Avec la crainte de nouveaux tours de vis monétaires en Chine pour contenir une inflation voisine de 8%, le SSE s’expose théoriquement à une rechute sur le palier des 3 000 points (zénith de mi-février 2007). Il ne faut pas perdre de vue que la zone des 3 030/3 060 points correspond à la division par deux par rapport au zénith historique des 6 124 points de la mi-octobre 2007.

** La thématique de l’inflation — qui devient une grande cause mondiale avec une flambée de 130% du cours du riz en un an — pourrait maintenant servir les intérêts du dollar (et paradoxalement des places européennes). En effet, les cambistes adhèrent chaque jour plus nombreux à l’hypothèse d’un abaissement symbolique (-25 points, à 2,00%) du prime rate le 30 avril prochain, la Fed pouvant à cette occasion laisser transparaître qu’elle n’a pas l’intention d’aller plus loin dans l’immédiat.

Wall Street semble appeler de ses voeux un statu quo monétaire. Les entreprises américaines s’en sortent d’ailleurs très bien sans cela : dopé par l’envolée de 21% de Google (à 545 $) puis de 10% d’Amazon, le Nasdaq grimpe de 3% et s’attaque victorieusement à la barre des 2 400 points (à 2 413). Le S&P 500, soutenu par les 8% de hausse de Citigroup (puis l’ensemble du secteur bancaire) s’adjuge 2,3% et tutoie les 1 400 points : il engrange 4,5% sur l’ensemble de la semaine et afficherait ainsi sa meilleure performance de l’année (le Nasdaq gagnerait plus de 5,3%).

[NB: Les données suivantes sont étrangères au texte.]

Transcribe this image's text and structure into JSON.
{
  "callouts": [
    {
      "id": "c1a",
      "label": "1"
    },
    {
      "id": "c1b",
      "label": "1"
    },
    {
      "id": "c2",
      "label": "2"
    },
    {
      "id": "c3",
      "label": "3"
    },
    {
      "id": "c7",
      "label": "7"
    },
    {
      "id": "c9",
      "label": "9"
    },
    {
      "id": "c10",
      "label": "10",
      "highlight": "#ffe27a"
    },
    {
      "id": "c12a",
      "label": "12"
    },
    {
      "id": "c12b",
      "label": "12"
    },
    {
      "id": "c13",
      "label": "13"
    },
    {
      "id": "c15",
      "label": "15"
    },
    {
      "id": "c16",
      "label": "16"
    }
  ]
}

Le baril de pétrole connaît des évolutions très heurtées depuis la mi-journée de vendredi : il culminait vers 115,5 $ en fin de matinée, il chutera brusquement vers 112,9 $ vers 15h30 avant de bondir à 116,2 $ (nouveau zénith historique) vers 18h30.

Mais le plongeon de l’or (-3% à 910 $) semble annonciateur d’une vague de prises de bénéfice salutaires sur les matières premières — au bénéfice du dollar et probablement des marchés actions.